As an undergraduate, Ms. Treem, curious about playwriting, saw a production Emily Mann's Still Life which gave her the answer to the question "How does one write a play?" In an interview at the McCarter Theatre Company for the World Premiere of THE HOW AND THE WHY (directed by Emily Mann), she recounted that experience and the answer to that question: "…you put people in a room who have very good reasons to be furious at each other and you don't let them leave. That's how you create dramatic tension. THE HOW AND THE WHY is somewhat based on that principle."
While Ms. Treem has acknowledged that the play is about science, she suggests the center of the play is the relationship between the two women, commenting "I was interested in what it means for me and my generation to be daughters of the feminist generation." She goes on to mention Susan Faludi's Harper's article, "American Electra: Feminism's ritual matricide," about the generational divide in the feminist movement. Ms. Faludi proposed that the contemporary women's movement "seems fated to fight a war on two fronts: alongside the battle of the sexes rages the battle of the ages."

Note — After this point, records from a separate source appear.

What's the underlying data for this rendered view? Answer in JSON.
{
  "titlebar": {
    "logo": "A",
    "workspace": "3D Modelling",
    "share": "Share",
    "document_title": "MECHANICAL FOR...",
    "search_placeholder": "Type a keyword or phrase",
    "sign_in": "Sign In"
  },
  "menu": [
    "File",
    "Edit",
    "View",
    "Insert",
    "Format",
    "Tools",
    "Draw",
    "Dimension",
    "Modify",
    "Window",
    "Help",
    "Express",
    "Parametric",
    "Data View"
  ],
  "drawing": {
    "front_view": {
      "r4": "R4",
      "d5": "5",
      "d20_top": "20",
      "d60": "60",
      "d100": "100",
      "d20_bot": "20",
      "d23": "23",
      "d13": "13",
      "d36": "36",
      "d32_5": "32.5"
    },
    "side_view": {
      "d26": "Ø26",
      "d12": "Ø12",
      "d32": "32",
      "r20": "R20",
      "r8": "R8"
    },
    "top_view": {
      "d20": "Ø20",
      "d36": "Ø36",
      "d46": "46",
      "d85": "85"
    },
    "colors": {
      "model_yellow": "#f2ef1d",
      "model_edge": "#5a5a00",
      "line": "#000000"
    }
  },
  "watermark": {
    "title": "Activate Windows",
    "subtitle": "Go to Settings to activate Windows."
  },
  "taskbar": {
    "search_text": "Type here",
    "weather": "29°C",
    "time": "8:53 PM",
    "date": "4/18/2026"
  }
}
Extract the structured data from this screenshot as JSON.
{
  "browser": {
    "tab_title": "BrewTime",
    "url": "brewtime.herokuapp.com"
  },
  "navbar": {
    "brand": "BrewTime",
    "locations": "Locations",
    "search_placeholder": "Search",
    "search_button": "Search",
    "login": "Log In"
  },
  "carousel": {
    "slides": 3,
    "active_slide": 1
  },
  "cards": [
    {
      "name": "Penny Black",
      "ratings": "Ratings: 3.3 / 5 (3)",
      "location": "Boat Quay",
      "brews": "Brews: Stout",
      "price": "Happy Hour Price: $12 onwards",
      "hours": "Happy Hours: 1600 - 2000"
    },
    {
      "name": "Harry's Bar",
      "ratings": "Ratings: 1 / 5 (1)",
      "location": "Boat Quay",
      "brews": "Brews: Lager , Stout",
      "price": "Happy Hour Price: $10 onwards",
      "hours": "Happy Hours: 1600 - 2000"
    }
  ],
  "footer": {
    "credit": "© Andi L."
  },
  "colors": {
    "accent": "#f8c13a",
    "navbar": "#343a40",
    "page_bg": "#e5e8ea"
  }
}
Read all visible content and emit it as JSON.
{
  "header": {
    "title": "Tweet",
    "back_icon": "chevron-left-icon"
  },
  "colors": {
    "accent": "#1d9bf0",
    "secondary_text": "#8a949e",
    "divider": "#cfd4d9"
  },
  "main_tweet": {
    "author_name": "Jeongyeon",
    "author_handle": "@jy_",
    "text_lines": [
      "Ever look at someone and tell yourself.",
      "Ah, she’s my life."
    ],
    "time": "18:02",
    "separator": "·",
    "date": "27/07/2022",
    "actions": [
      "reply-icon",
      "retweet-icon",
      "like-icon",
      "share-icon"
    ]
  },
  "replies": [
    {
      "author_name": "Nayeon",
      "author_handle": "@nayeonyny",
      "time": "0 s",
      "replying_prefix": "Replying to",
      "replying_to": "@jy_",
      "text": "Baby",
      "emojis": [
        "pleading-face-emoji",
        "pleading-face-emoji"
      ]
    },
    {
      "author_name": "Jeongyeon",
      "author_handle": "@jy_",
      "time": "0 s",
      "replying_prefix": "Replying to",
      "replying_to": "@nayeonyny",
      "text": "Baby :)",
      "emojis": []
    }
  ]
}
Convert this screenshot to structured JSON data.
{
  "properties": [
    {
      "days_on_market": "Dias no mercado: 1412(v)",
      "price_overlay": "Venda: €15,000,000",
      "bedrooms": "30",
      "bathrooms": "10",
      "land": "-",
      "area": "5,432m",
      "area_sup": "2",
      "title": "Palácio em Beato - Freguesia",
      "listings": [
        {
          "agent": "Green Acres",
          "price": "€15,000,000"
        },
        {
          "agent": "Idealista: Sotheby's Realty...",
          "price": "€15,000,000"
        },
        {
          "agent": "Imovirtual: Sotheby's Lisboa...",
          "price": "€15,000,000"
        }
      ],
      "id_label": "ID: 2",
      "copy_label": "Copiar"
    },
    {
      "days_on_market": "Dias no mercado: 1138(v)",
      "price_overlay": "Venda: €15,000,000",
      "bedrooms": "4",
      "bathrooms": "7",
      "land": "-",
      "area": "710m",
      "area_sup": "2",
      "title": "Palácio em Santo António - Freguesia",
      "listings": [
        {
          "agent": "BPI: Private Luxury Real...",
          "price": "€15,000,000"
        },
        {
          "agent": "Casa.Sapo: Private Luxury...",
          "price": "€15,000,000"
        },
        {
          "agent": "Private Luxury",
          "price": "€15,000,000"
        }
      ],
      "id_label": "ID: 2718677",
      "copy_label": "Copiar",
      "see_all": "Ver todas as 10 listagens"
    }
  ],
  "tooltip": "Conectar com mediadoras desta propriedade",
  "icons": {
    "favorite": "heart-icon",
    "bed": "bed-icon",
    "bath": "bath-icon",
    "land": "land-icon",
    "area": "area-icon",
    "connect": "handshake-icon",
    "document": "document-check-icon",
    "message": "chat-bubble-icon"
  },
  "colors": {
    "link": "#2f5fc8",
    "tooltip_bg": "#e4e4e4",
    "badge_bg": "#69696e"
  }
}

In THE HOW AND THE WHY, Ms. Treem notes that "the scientific argument serves as a metaphor for the generational conflict. And the characters actually have a harder time letting go of emotional intelligence from generation to generation than scientific principles." Through the characters' passionate argument and debate about their own respective scientific theories, Ms. Treem not only explores intergenerational views on feminism, but also what happens in society when women become leaders in professions with a perception of being exclusively for men, and how that impacts the women's lives.